Beijing has said that China did not ask Russia to postpone its invasion of Ukraine until after the Winter Olympics.
Foreign Ministry spokesman Wang Wenbin called a New York Times report suggesting China had made such a request “fake news” in comments to the press on Thursday.
“Such a method of diverting attention and assigning blame is despicable,” Mr Wenbin said, repeating the accusations that NATO expansion had caused the conflict.
“Those who create the problem should be the ones who solve it.”
The report in The New York Times referred to a “Western intelligence report,” and claimed that a senior Chinese official had told a Russian counterpart in early February not to invade Ukraine before the end of the Winter Games, according to a senior US government official and a European official.
Russia only invaded Ukraine after the Games closing ceremony on February 20.
US State Department deputy spokeswoman Jalina Porter dodged a question about the report, saying the world was watching which nations stood up for Ukraine and the basic principles of freedom or territorial integrity and sovereignty, and which supported Russia.

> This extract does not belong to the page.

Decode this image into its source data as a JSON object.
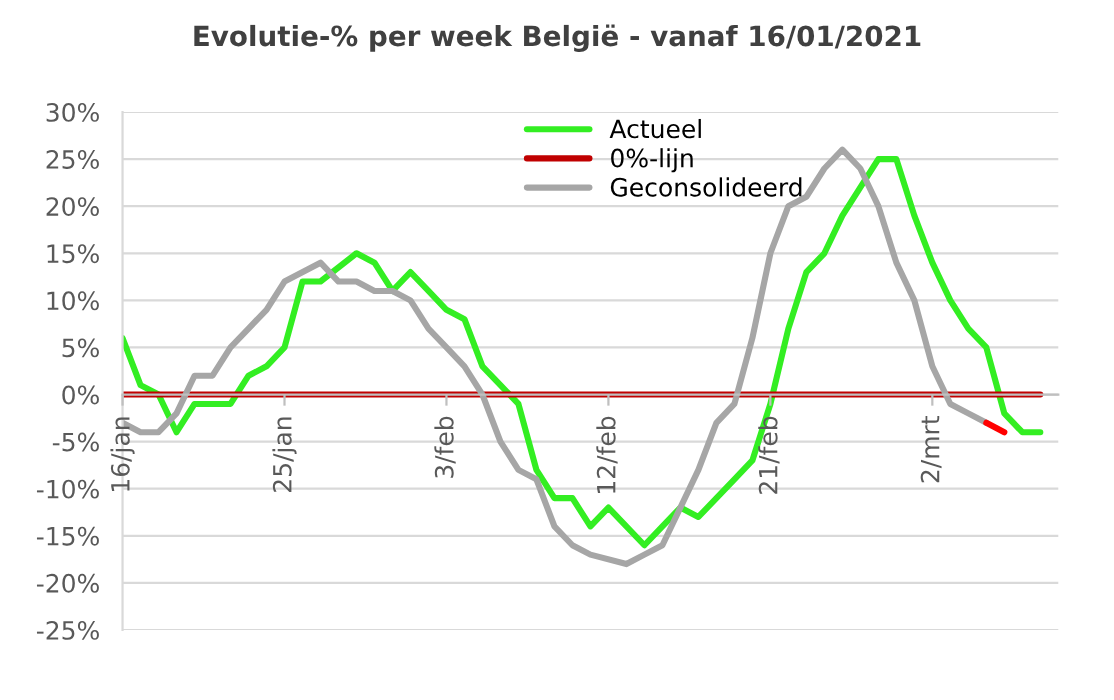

Russian President Vladimir Putin met Chinese leader Xi Jinping in Beijing on February 4 for the opening of the Games, and both affirmed their “strategic partnership” in a show of solidarity aimed at the US, their shared rival. Both also condemned NATO’s eastward expansion.
The New York Times said the intelligence report did not necessarily indicate that an exchange about the invasion had taken place between Putin and Xi.
The New York Times had previously quoted US sources saying that Beijing had been warned several times by Washington that a Russian invasion of Ukraine was imminent, but that China had dismissed the possibility.